Why we sum the output of different layers in a neural network?

I am reading a NN from here and I don't understand the forward pass complitely. Why at some point we are doing x = F.relu(x1) + F.relu(x2) + F.relu(x3)? It seems that the input of the linear layer lin1 is the sum(!!!) of the previous 3 layers. This seems quite strange to me, as I expect that a layer is fed only the output of the previous layer.

def forward(self, data):
    x, edge_index, batch = data.x, data.edge_index, data.batch
    edge_attr = None

    x = F.relu(self.conv1(x, edge_index, edge_attr))
    x, edge_index, edge_attr, batch = self.pool1(x, edge_index, edge_attr, batch)
    x1 = torch.cat([gmp(x, batch), gap(x, batch)], dim=1)

    x = F.relu(self.conv2(x, edge_index, edge_attr))
    x, edge_index, edge_attr, batch = self.pool2(x, edge_index, edge_attr, batch)
    x2 = torch.cat([gmp(x, batch), gap(x, batch)], dim=1)

    x = F.relu(self.conv3(x, edge_index, edge_attr))
    x3 = torch.cat([gmp(x, batch), gap(x, batch)], dim=1)

    x = F.relu(x1) + F.relu(x2) + F.relu(x3)

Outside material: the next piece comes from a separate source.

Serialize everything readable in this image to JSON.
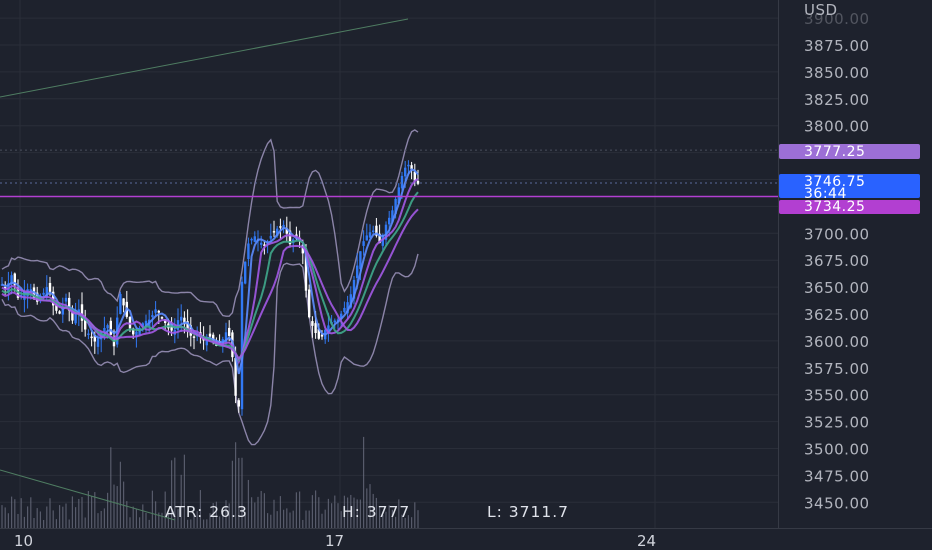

    x = F.relu(self.lin1(x))
    x = F.dropout(x, p=self.dropout_ratio, training=self.training)
    x = F.relu(self.lin2(x))
    x = F.dropout(x, p=self.dropout_ratio, training=self.training)
    x = F.log_softmax(self.lin3(x), dim=-1)

return x

Solution

The sum of the outputs from different layers is used to create a combined representation of the input data before passing it through subsequent layers. This technique is a way to enrich the model's understanding of the data by fusing information from multiple layers, which can be particularly useful in hierarchical or graph-based models where different layers may capture different structural or contextual information.